I’m Back!

Myrtle Beach, SC Spring Break 2007 33
Image by Curtis and Eric via Flickr

Going away for a few days has a number of benefits. You clear your head, you reconnect with friends, and you find out that sleep is NOT overrated! What’s different about going away now is that many of us are so caught up in our digital lives that we hardly ever take a step back and look at them since they move so fast.
I had that chance. the condo in which we were staying had no WiFi access so my communication was limited to email via Blackberry. Most web sites are not yet optimized for mobile access (get that on your “to-do” lists, folks) and the 3G network access was off and on. Using a dial-in connection just isn’t feasible since most sites routinely ignore their page weight – with so much broadband access out there, why not?
So I didn’t use my RSS reader and mostly stayed off Twitter and LinkedIn. Nope, I want to tune out a bit and here is what I think I figured out.
Much of what passes for content these days is vomit.   I mean that in the sense of it’s something that someone has regurgitated back, having eaten the original meal elsewhere.  I have literally thousands of items in my RSS reader from the last 5 days yet much of it is repetitive.  I probably net out at several hundred pieces of original content with news or new thinking.  Want a killer app business?

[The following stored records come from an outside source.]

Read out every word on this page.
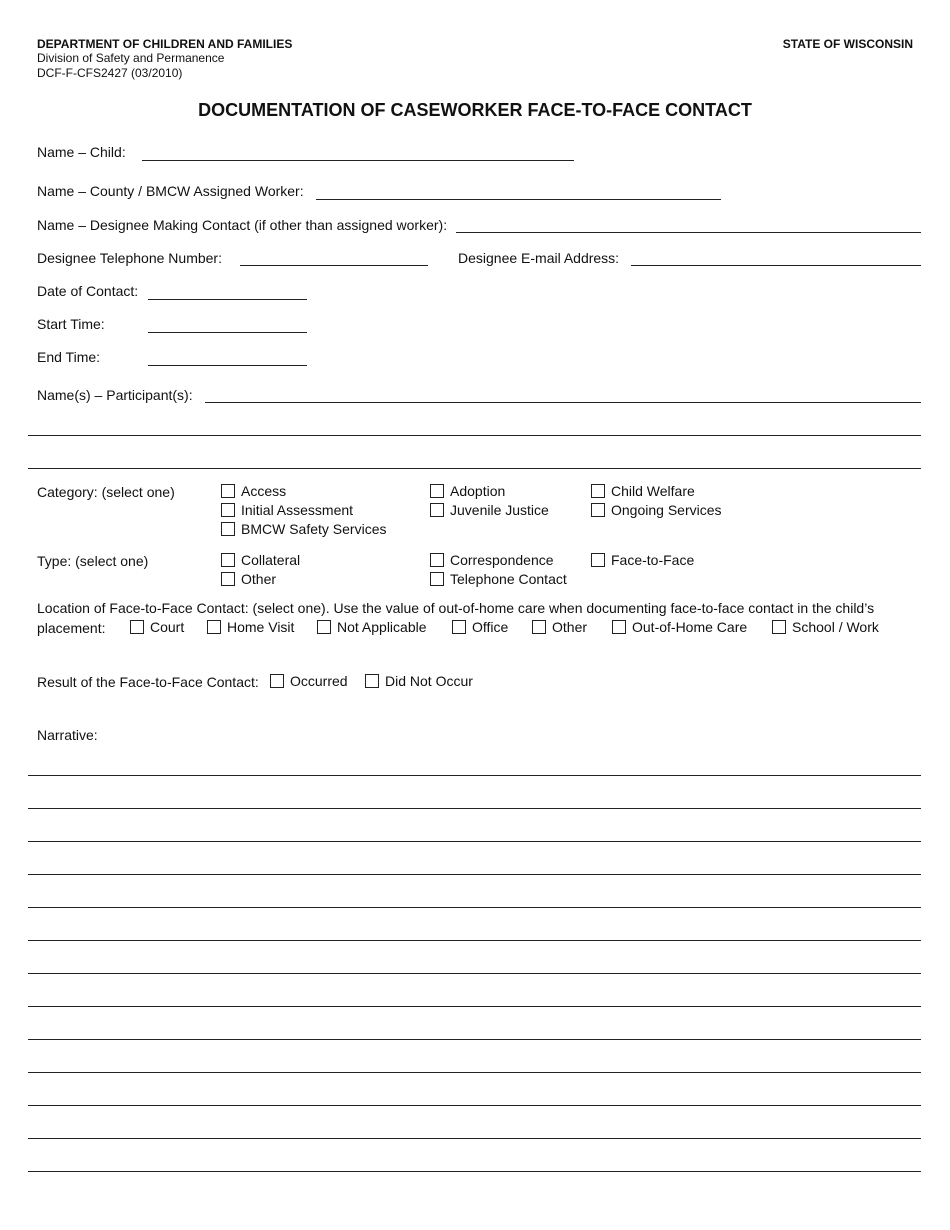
DEPARTMENT OF CHILDREN AND FAMILIES
Division of Safety and Permanence
DCF-F-CFS2427 (03/2010)
STATE OF WISCONSIN
DOCUMENTATION OF CASEWORKER FACE-TO-FACE CONTACT
Name – Child:
Name – County / BMCW Assigned Worker:
Name – Designee Making Contact (if other than assigned worker):
Designee Telephone Number:	Designee E-mail Address:
Date of Contact:
Start Time:
End Time:
Name(s) – Participant(s):
Category: (select one)	Access
Initial Assessment
BMCW Safety Services
Adoption
Juvenile Justice
Child Welfare
Ongoing Services
Type: (select one)	Collateral
Other
Correspondence
Telephone Contact
Face-to-Face
Location of Face-to-Face Contact: (select one). Use the value of out-of-home care when documenting face-to-face contact in the child’s
placement:	Court	Home Visit	Not Applicable	Office	Other	Out-of-Home Care	School / Work
Result of the Face-to-Face Contact: Occurred	Did Not Occur
Narrative:
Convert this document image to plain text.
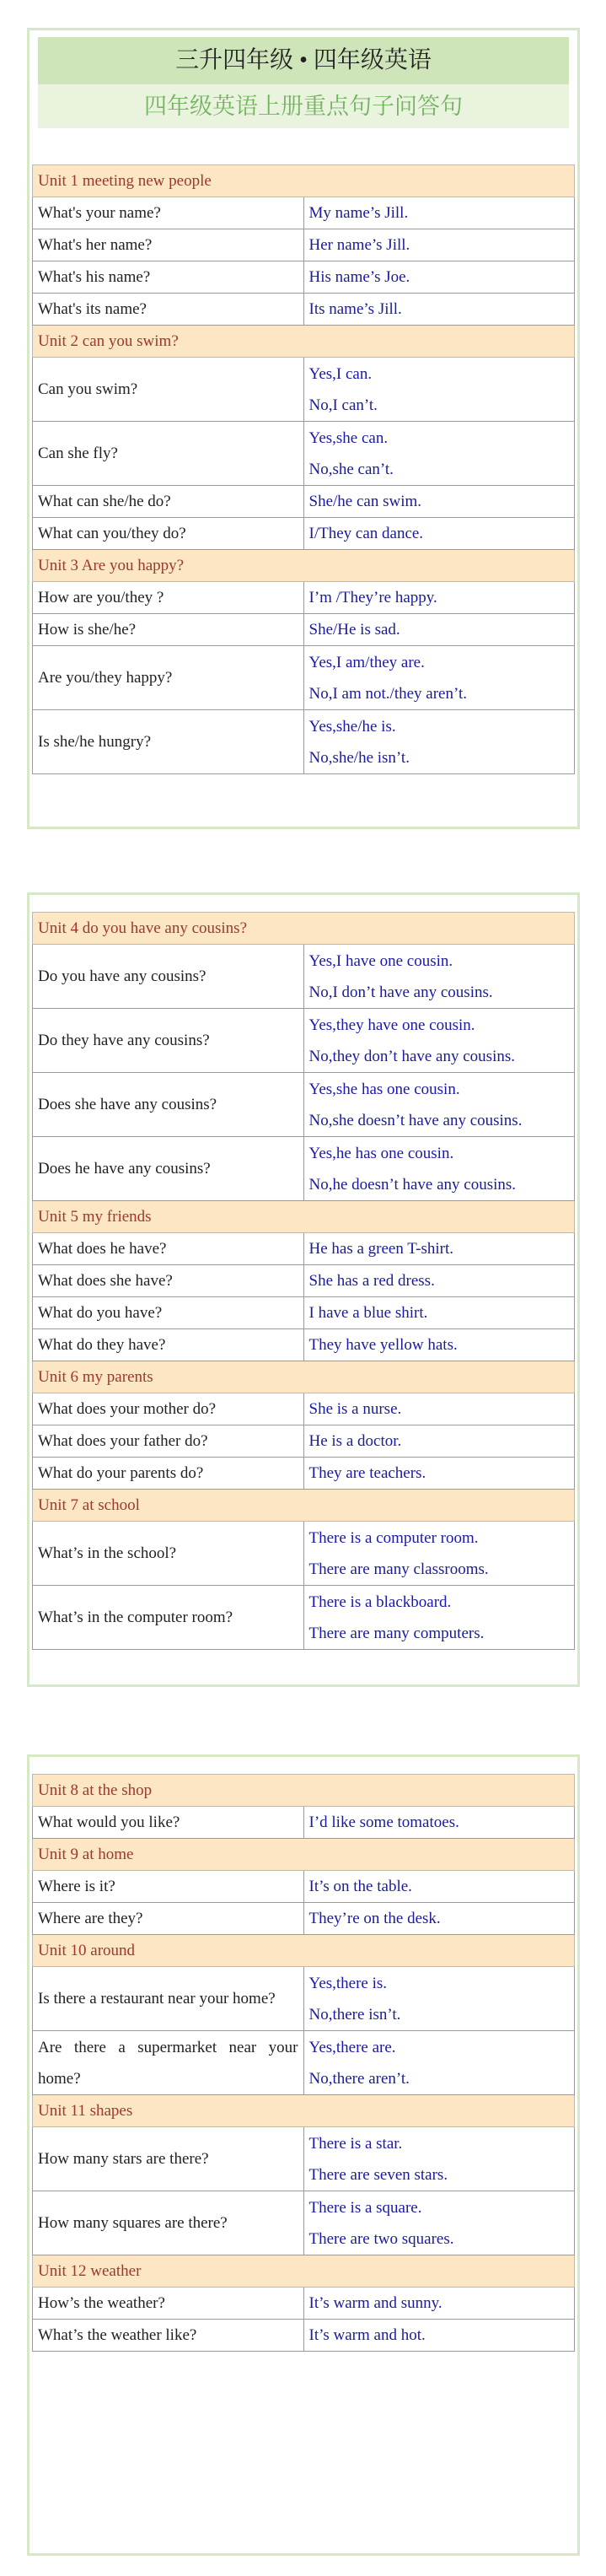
三升四年级 • 四年级英语
四年级英语上册重点句子问答句
Unit 1 meeting new people	
What's your name?	My name’s Jill.

What's her name?	Her name’s Jill.

What's his name?	His name’s Joe.

What's its name?	Its name’s Jill.

Unit 2 can you swim?	
Can you swim?	Yes,I can.
No,I can’t.

Can she fly?	Yes,she can.
No,she can’t.

What can she/he do?	She/he can swim.

What can you/they do?	I/They can dance.

Unit 3 Are you happy?	
How are you/they ?	I’m /They’re happy.

How is she/he?	She/He is sad.

Are you/they happy?	Yes,I am/they are.
No,I am not./they aren’t.

Is she/he hungry?	Yes,she/he is.
No,she/he isn’t.
Unit 4 do you have any cousins?	
Do you have any cousins?	Yes,I have one cousin.
No,I don’t have any cousins.

Do they have any cousins?	Yes,they have one cousin.
No,they don’t have any cousins.

Does she have any cousins?	Yes,she has one cousin.
No,she doesn’t have any cousins.

Does he have any cousins?	Yes,he has one cousin.
No,he doesn’t have any cousins.

Unit 5 my friends	
What does he have?	He has a green T-shirt.

What does she have?	She has a red dress.

What do you have?	I have a blue shirt.

What do they have?	They have yellow hats.

Unit 6 my parents	
What does your mother do?	She is a nurse.

What does your father do?	He is a doctor.

What do your parents do?	They are teachers.

Unit 7 at school	
What’s in the school?	There is a computer room.
There are many classrooms.

What’s in the computer room?	There is a blackboard.
There are many computers.
Unit 8 at the shop	
What would you like?	I’d like some tomatoes.

Unit 9 at home	
Where is it?	It’s on the table.

Where are they?	They’re on the desk.

Unit 10 around	
Is there a restaurant near your home?	Yes,there is.
No,there isn’t.

Are there a supermarket near your home?	Yes,there are.
No,there aren’t.

Unit 11 shapes	
How many stars are there?	There is a star.
There are seven stars.

How many squares are there?	There is a square.
There are two squares.

Unit 12 weather	
How’s the weather?	It’s warm and sunny.

What’s the weather like?	It’s warm and hot.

Figure out how to make a newsreader that gets the gist of articles and eliminates the duplication or the ones that report on what another site/blogger said.  While there is a lot to be said to a brilliant aggregation site with respect to saving effort in staying current, it’s painfully obvious with several days’ content accumulated who is adding value and who is not.  I’m avoiding the latter from now on.

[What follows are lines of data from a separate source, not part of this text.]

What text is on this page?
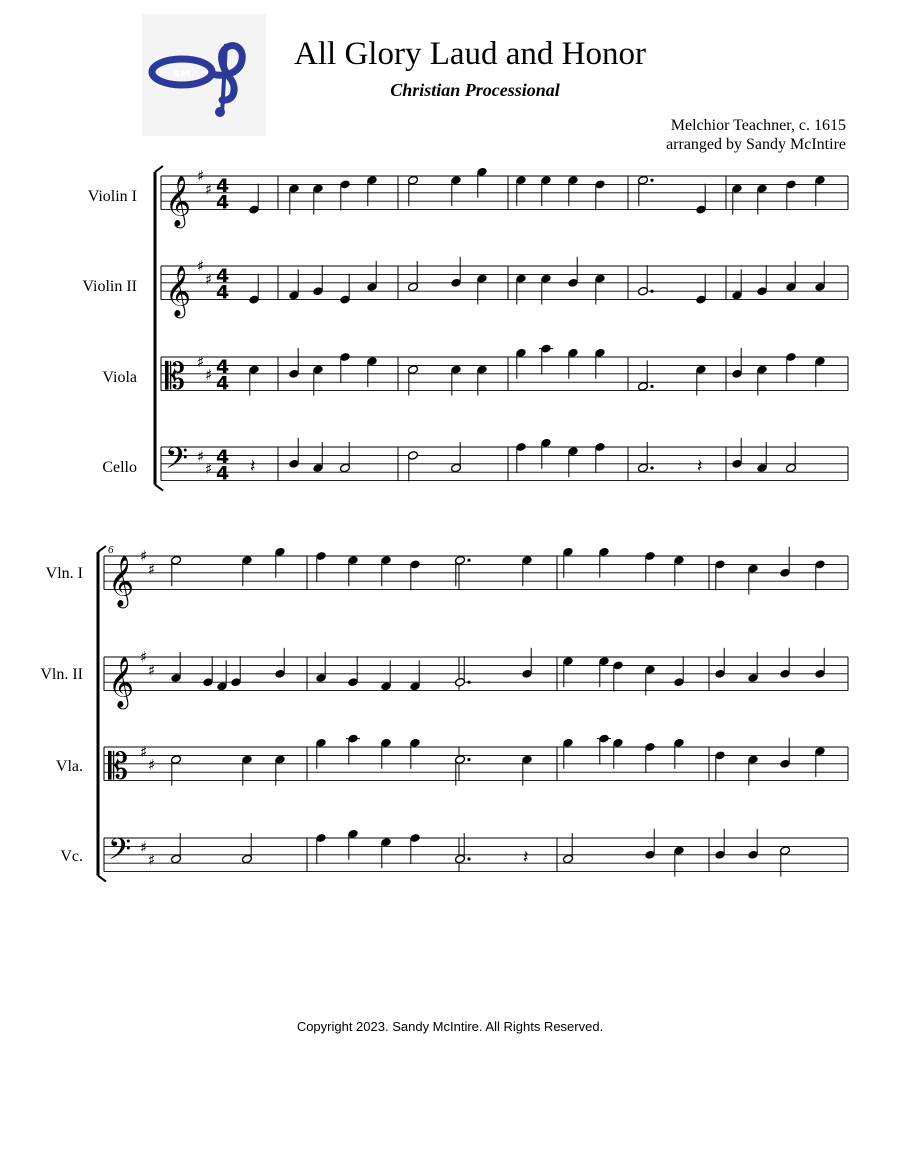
SM
All Glory Laud and Honor
Christian Processional
Melchior Teachner, c. 1615
arranged by Sandy McIntire
Violin I
Violin II
Viola
Cello
Vln. I
Vln. II
Vla.
Vc.
6
𝄞 ♯
♯ 4
4
𝄞 ♯
♯ 4
4
𝄡 ♯
♯ 4
4
𝄢 ♯
♯
4
4
𝄞 ♯
♯
𝄞 ♯
♯
𝄡 ♯
♯
𝄢 ♯
♯
𝄽	𝄽
𝄽
Copyright 2023. Sandy McIntire. All Rights Reserved.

Twitter is becoming overrun with spammers.  I try to follow everyone that follows me but increasingly there are lots of folks that just tweet links to their latest and greatest thing for sale.  No thanks.  LinkedIn is heading down that road as well.  Groups have become places where you advertise, not engage in serious discussions.

I’ll have a few more thoughts on this later in the week but if we’re going to move the business of digital forward we’re going to have to examine the quality of the content upon which that business is built. Clutter doesn’t apply only to the number of ads on a page. Without adding value an entire site itself can fall into that category.
What do you think? Have you “tuned out” for any length of time?